The new nine-page application form, which includes requirements for various proofs and permissions, meant an end to the straightforward annual renewal, and a headache for some gun owners who were not used to filling out such paperwork.
Thousands of firearms have been surrendered since the new laws came in, as owners decided against going through all the steps necessary to get a licence.
The new system has also placed extra pressure on Gardai who are charged with processing the applications, and manually entering each one of them on a computer system.
Gun dealer Paul Walsh from East Coast Dog and Gun in Gorey said that it can take half an hour of a Garda's time for one application to be processed.
'If you take a small station, where you might have 650 to 700 firearms licences in the area, that's a lot of man hours given to licensing. That's not reasonable for Gardai to be expected to do, along with their other duties,' he said.
' They have been given a system which is unreasonable considering all the other pressures they have to do in their job.
' Yes it is their problem, because they are the administrators of the system, but in fairness, they are not the ones who came up with the system.'
He said that in Northern Ireland, a central licensing office deals with license applications.
The new Irish system allows for a three-year license at a cost of €80, whereas the old license fee was €13 annually, upon renewal.
It is acknowledged that the old system was in need of an overhaul, but the delays, and the restrictions on handguns, have led to frustration among shooting enthusiasts.
'Shooting has become a popular sport in the past few years,' said Paul. 'As a result, there were certain people in the Department of Justice who decided there was a gun culture. Minister Dermot Ahern stood up in the Dail and said there was a gun culture he was determined to break.'
Paul pointed out that many of the thousands of firearms that have been surrendered, were probably never outside the house, and he didn't believe their surrender will have any effect on crime figures.
' These guns were not taken out of criminal hands,' he said. ' They would have been guns sitting in houses where people passed on or left the country. These were sporting firearms kept by law-abiding people.'
All handguns were recalled by the State during the Troubles in Northern Ireland, and returned to owners following a court case taken by a Wexford resident.
'Once a fella joined a registered target club, he could get a pistol,' said Paul. ' There was a big growth in centre fire pistols. In the new legislation, they will not give out centre fire pistol licenses. You can get a .22 pistol for the purpose of target shooting if you are a member of a club.

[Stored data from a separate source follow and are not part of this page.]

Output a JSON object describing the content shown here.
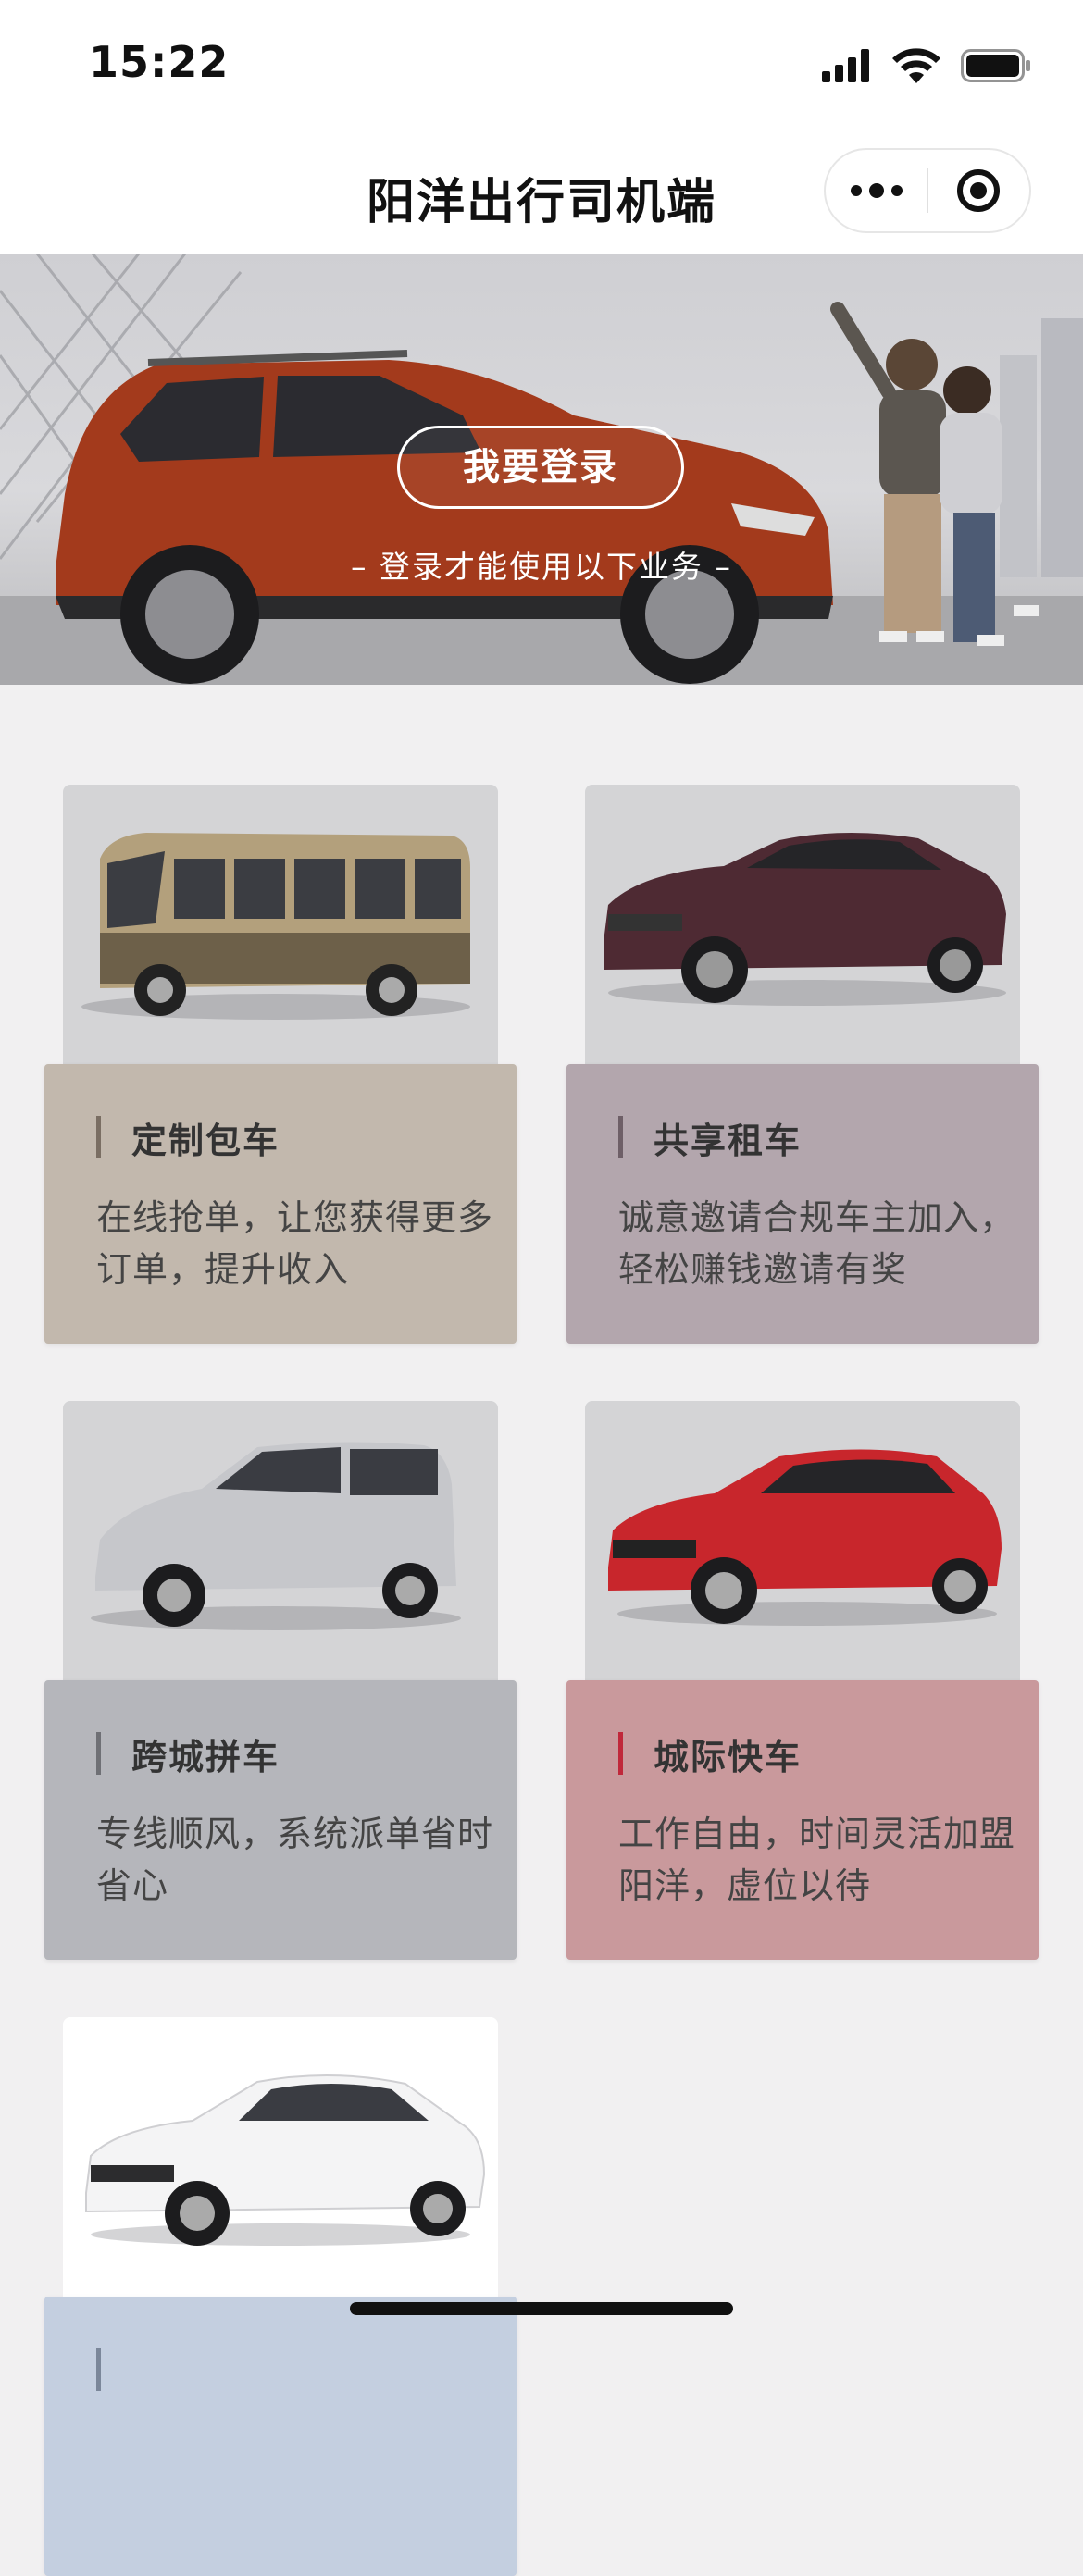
{
  "status_bar": {
    "time": "15:22"
  },
  "nav": {
    "title": "阳洋出行司机端"
  },
  "banner": {
    "login_label": "我要登录",
    "hint": "– 登录才能使用以下业务 –"
  },
  "services": [
    {
      "title": "定制包车",
      "desc": "在线抢单，让您获得更多订单，提升收入",
      "panel_color": "#c2b8ad",
      "bar_color": "#7a6e63",
      "vehicle": "minibus"
    },
    {
      "title": "共享租车",
      "desc": "诚意邀请合规车主加入，轻松赚钱邀请有奖",
      "panel_color": "#b3a6ad",
      "bar_color": "#6e5f67",
      "vehicle": "sedan"
    },
    {
      "title": "跨城拼车",
      "desc": "专线顺风，系统派单省时省心",
      "panel_color": "#b5b6bb",
      "bar_color": "#6f7075",
      "vehicle": "van"
    },
    {
      "title": "城际快车",
      "desc": "工作自由，时间灵活加盟阳洋，虚位以待",
      "panel_color": "#c9999c",
      "bar_color": "#c0283a",
      "vehicle": "hatchback"
    },
    {
      "title": "",
      "desc": "",
      "panel_color": "#c4cfe0",
      "bar_color": "#7b879a",
      "vehicle": "white-sedan"
    }
  ]
}
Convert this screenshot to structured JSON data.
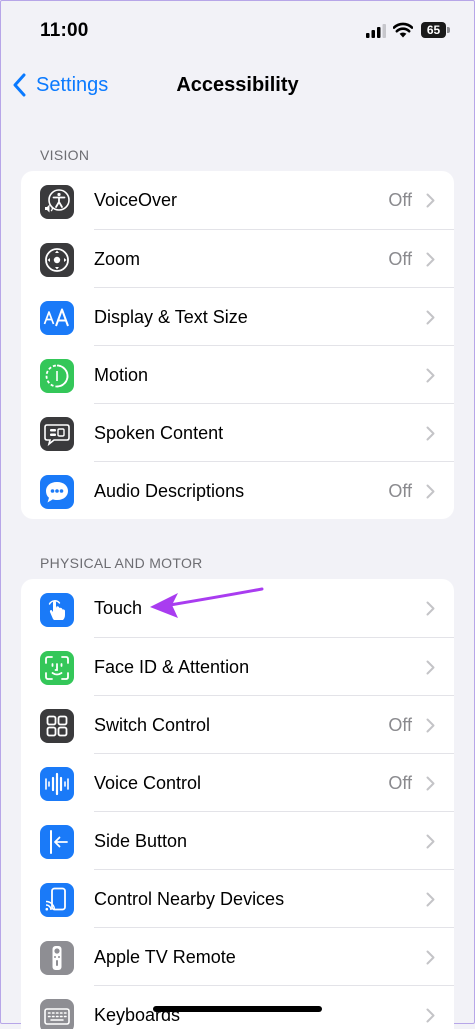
{
  "status_bar": {
    "time": "11:00",
    "battery": "65"
  },
  "nav": {
    "back_label": "Settings",
    "title": "Accessibility"
  },
  "sections": [
    {
      "header": "VISION",
      "items": [
        {
          "label": "VoiceOver",
          "value": "Off",
          "icon": "voiceover-icon",
          "icon_color": "#3a3a3c"
        },
        {
          "label": "Zoom",
          "value": "Off",
          "icon": "zoom-icon",
          "icon_color": "#3a3a3c"
        },
        {
          "label": "Display & Text Size",
          "value": "",
          "icon": "text-size-icon",
          "icon_color": "#1a7af8"
        },
        {
          "label": "Motion",
          "value": "",
          "icon": "motion-icon",
          "icon_color": "#34c759"
        },
        {
          "label": "Spoken Content",
          "value": "",
          "icon": "spoken-content-icon",
          "icon_color": "#3a3a3c"
        },
        {
          "label": "Audio Descriptions",
          "value": "Off",
          "icon": "audio-descriptions-icon",
          "icon_color": "#1a7af8"
        }
      ]
    },
    {
      "header": "PHYSICAL AND MOTOR",
      "items": [
        {
          "label": "Touch",
          "value": "",
          "icon": "touch-icon",
          "icon_color": "#1a7af8"
        },
        {
          "label": "Face ID & Attention",
          "value": "",
          "icon": "face-id-icon",
          "icon_color": "#34c759"
        },
        {
          "label": "Switch Control",
          "value": "Off",
          "icon": "switch-control-icon",
          "icon_color": "#3a3a3c"
        },
        {
          "label": "Voice Control",
          "value": "Off",
          "icon": "voice-control-icon",
          "icon_color": "#1a7af8"
        },
        {
          "label": "Side Button",
          "value": "",
          "icon": "side-button-icon",
          "icon_color": "#1a7af8"
        },
        {
          "label": "Control Nearby Devices",
          "value": "",
          "icon": "nearby-devices-icon",
          "icon_color": "#1a7af8"
        },
        {
          "label": "Apple TV Remote",
          "value": "",
          "icon": "tv-remote-icon",
          "icon_color": "#8e8e93"
        },
        {
          "label": "Keyboards",
          "value": "",
          "icon": "keyboard-icon",
          "icon_color": "#8e8e93"
        }
      ]
    }
  ],
  "colors": {
    "accent": "#0a7aff",
    "annotation_arrow": "#a93cf0"
  }
}
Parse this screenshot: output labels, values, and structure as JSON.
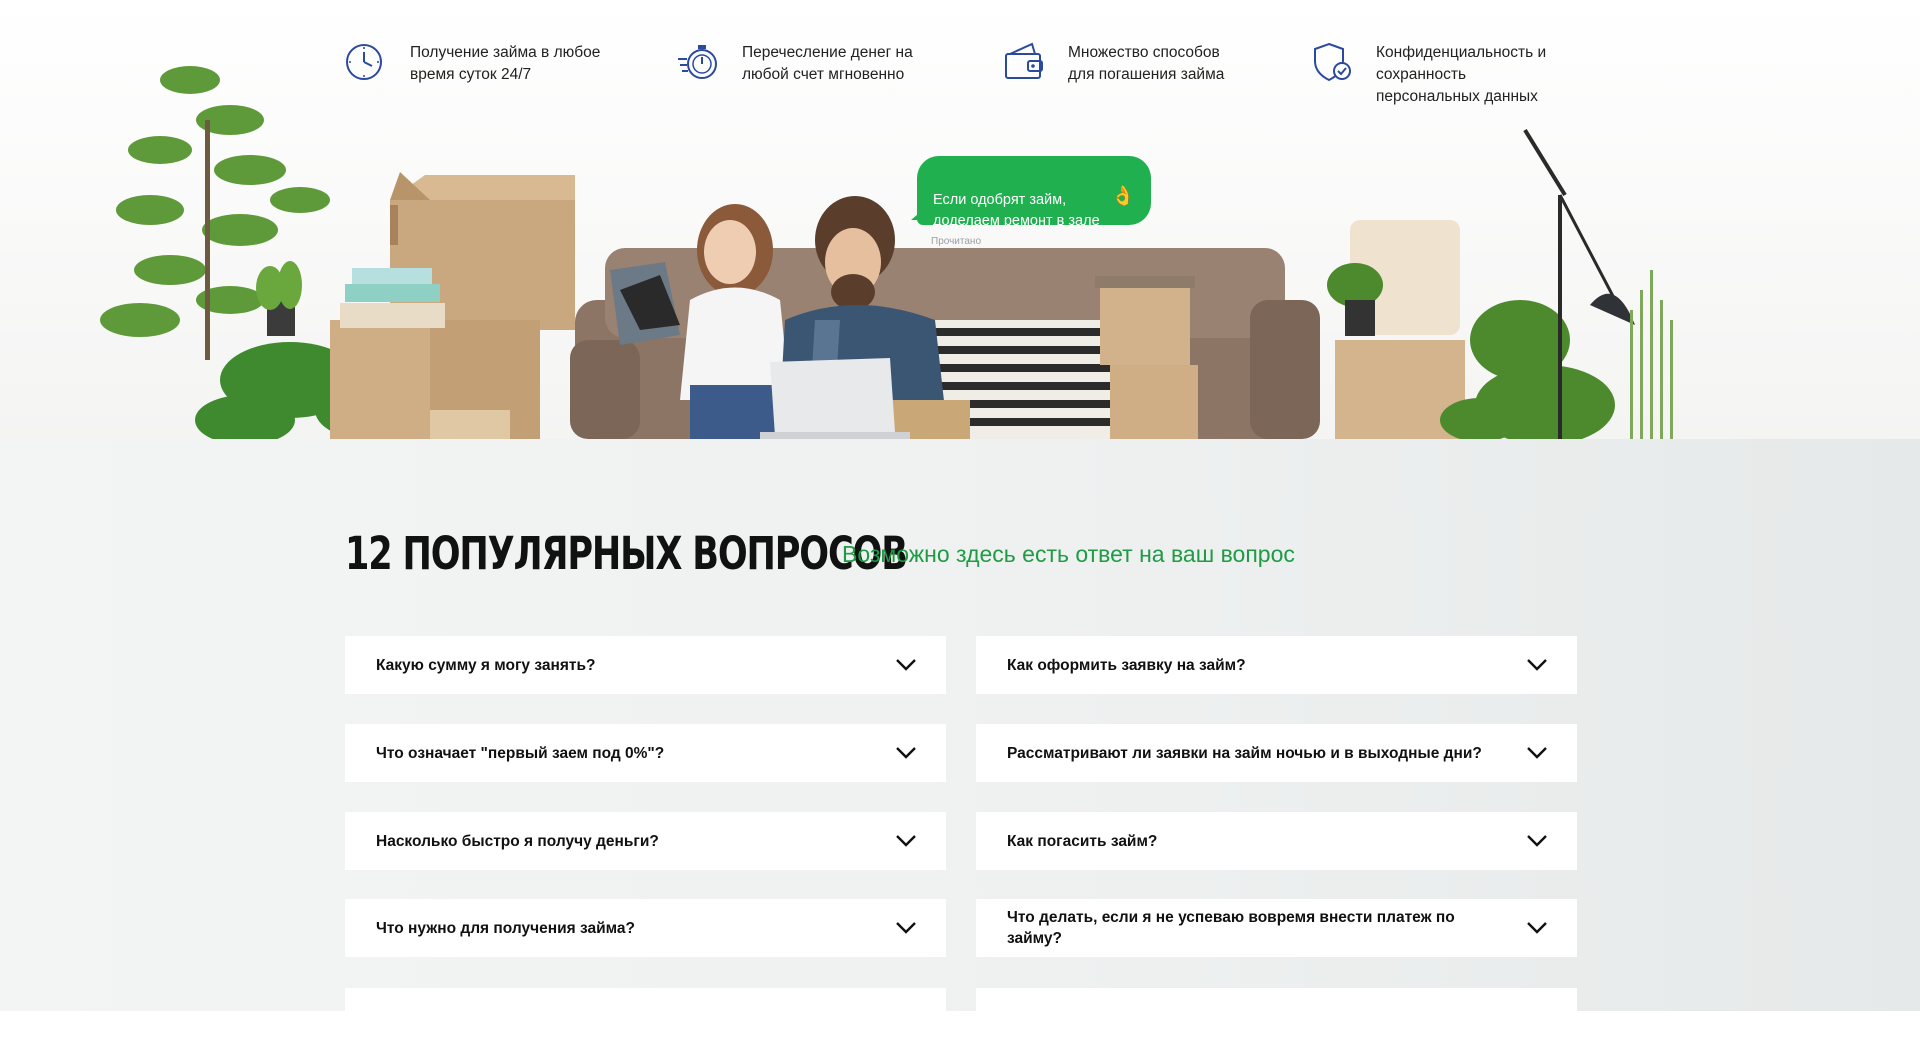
{
  "features": [
    {
      "icon": "clock-icon",
      "text": "Получение займа в любое\nвремя суток 24/7"
    },
    {
      "icon": "stopwatch-icon",
      "text": "Перечесление денег на\nлюбой счет мгновенно"
    },
    {
      "icon": "wallet-icon",
      "text": "Множество способов\nдля погашения займа"
    },
    {
      "icon": "shield-check-icon",
      "text": "Конфиденциальность и\nсохранность\nперсональных данных"
    }
  ],
  "chat": {
    "message": "Если одобрят займ,\nдоделаем ремонт в зале",
    "emoji": "👌",
    "status": "Прочитано"
  },
  "faq": {
    "title": "12 ПОПУЛЯРНЫХ ВОПРОСОВ",
    "subtitle": "Возможно здесь есть ответ на ваш вопрос",
    "questions_left": [
      "Какую сумму я могу занять?",
      "Что означает \"первый заем под 0%\"?",
      "Насколько быстро я получу деньги?",
      "Что нужно для получения займа?"
    ],
    "questions_right": [
      "Как оформить заявку на займ?",
      "Рассматривают ли заявки на займ ночью и в выходные дни?",
      "Как погасить займ?",
      "Что делать, если я не успеваю вовремя внести платеж по займу?"
    ]
  },
  "colors": {
    "accent": "#20b04f",
    "icon_blue": "#2b4a9e",
    "heading": "#111111"
  }
}
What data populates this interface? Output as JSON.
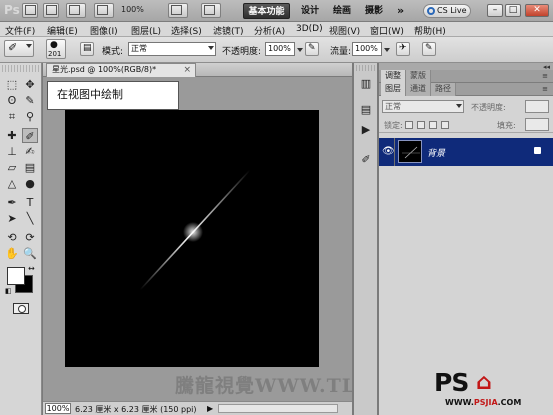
{
  "appbar": {
    "logo": "Ps",
    "zoom": "100%",
    "workspaces": [
      "基本功能",
      "设计",
      "绘画",
      "摄影"
    ],
    "more": "»",
    "cs_live": "CS Live",
    "window_controls": [
      "–",
      "□",
      "✕"
    ]
  },
  "menubar": {
    "items": [
      "文件(F)",
      "编辑(E)",
      "图像(I)",
      "图层(L)",
      "选择(S)",
      "滤镜(T)",
      "分析(A)",
      "3D(D)",
      "视图(V)",
      "窗口(W)",
      "帮助(H)"
    ]
  },
  "options": {
    "brush_size": "201",
    "mode_label": "模式:",
    "mode_value": "正常",
    "opacity_label": "不透明度:",
    "opacity_value": "100%",
    "flow_label": "流量:",
    "flow_value": "100%"
  },
  "toolbox": {
    "tools": [
      {
        "name": "marquee-tool-icon",
        "glyph": "⬚"
      },
      {
        "name": "move-tool-icon",
        "glyph": "✥"
      },
      {
        "name": "lasso-tool-icon",
        "glyph": "ʘ"
      },
      {
        "name": "quick-select-tool-icon",
        "glyph": "✎"
      },
      {
        "name": "crop-tool-icon",
        "glyph": "⌗"
      },
      {
        "name": "eyedropper-tool-icon",
        "glyph": "⚲"
      },
      {
        "name": "healing-tool-icon",
        "glyph": "✚"
      },
      {
        "name": "brush-tool-icon",
        "glyph": "✐"
      },
      {
        "name": "stamp-tool-icon",
        "glyph": "⊥"
      },
      {
        "name": "history-brush-tool-icon",
        "glyph": "✍"
      },
      {
        "name": "eraser-tool-icon",
        "glyph": "▱"
      },
      {
        "name": "gradient-tool-icon",
        "glyph": "▤"
      },
      {
        "name": "blur-tool-icon",
        "glyph": "△"
      },
      {
        "name": "dodge-tool-icon",
        "glyph": "●"
      },
      {
        "name": "pen-tool-icon",
        "glyph": "✒"
      },
      {
        "name": "type-tool-icon",
        "glyph": "T"
      },
      {
        "name": "path-select-tool-icon",
        "glyph": "➤"
      },
      {
        "name": "shape-tool-icon",
        "glyph": "╲"
      },
      {
        "name": "3d-rotate-tool-icon",
        "glyph": "⟲"
      },
      {
        "name": "3d-orbit-tool-icon",
        "glyph": "⟳"
      },
      {
        "name": "hand-tool-icon",
        "glyph": "✋"
      },
      {
        "name": "zoom-tool-icon",
        "glyph": "🔍"
      }
    ],
    "active_tool": "brush-tool-icon",
    "foreground_color": "#ffffff",
    "background_color": "#000000"
  },
  "document": {
    "tab_title": "星光.psd @ 100%(RGB/8)",
    "tab_suffix": "*",
    "close": "×",
    "callout": "在视图中绘制",
    "watermark": "騰龍視覺WWW.TLV",
    "status_zoom": "100%",
    "status_info": "6.23 厘米 x 6.23 厘米 (150 ppi)",
    "status_arrow": "▶",
    "canvas_color": "#000000"
  },
  "panels": {
    "collapse": "◂◂",
    "top_tabs": [
      "调整",
      "蒙版"
    ],
    "layer_tabs": [
      "图层",
      "通道",
      "路径"
    ],
    "blend_mode": "正常",
    "opacity_label": "不透明度:",
    "lock_label": "锁定:",
    "fill_label": "填充:",
    "layer_name": "背景",
    "selected_color": "#0f2a7a"
  },
  "logo": {
    "main": "PS",
    "sub": "WWW.",
    "sub_red": "PSJIA",
    "sub_end": ".COM"
  }
}
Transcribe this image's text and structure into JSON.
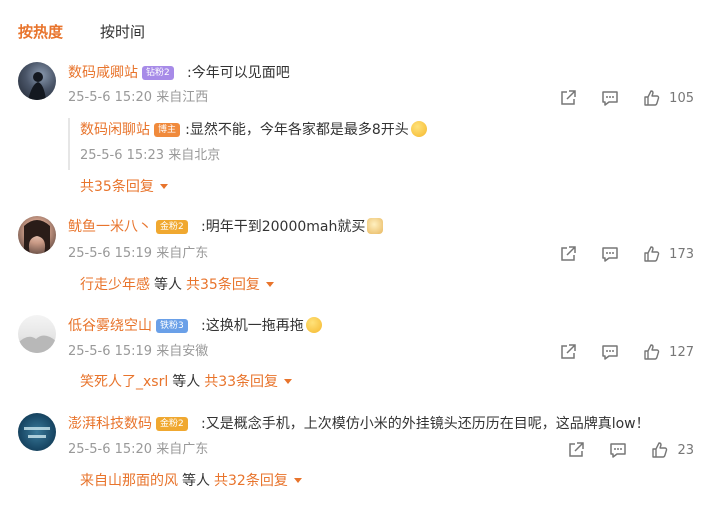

A lot of pistols that were out there are now in legal limbo because the Gardai are refusing to renew them, and fellas are ending up in court.'
He explained that each Garda Superintendent is responsible for the licensing of firearms. Applications have to be made to the Chief Superintendent for restricted firearms.
'If a guy has been using a centre fire pistol for the last five years, shooting in a club, two to three times a week, and has met all the storage conditions, why is he all of a sudden a threat to society?,' asked Paul.
'Nobody's saying the extra security measures or training are bad ideas. Nobody that's responsibly holding firearms has a problem with those, but it's just the delays.'
He said that someone who might have been filling out a two page form all his life, now has to fill out nine pages, and go back and get the original landowner's permission again to use the land. Every gun owner has to be checked again, leading to a 'colossal' backlog.
He said that the gun traders' association has been asking the Minister to step in and put in a centralised office.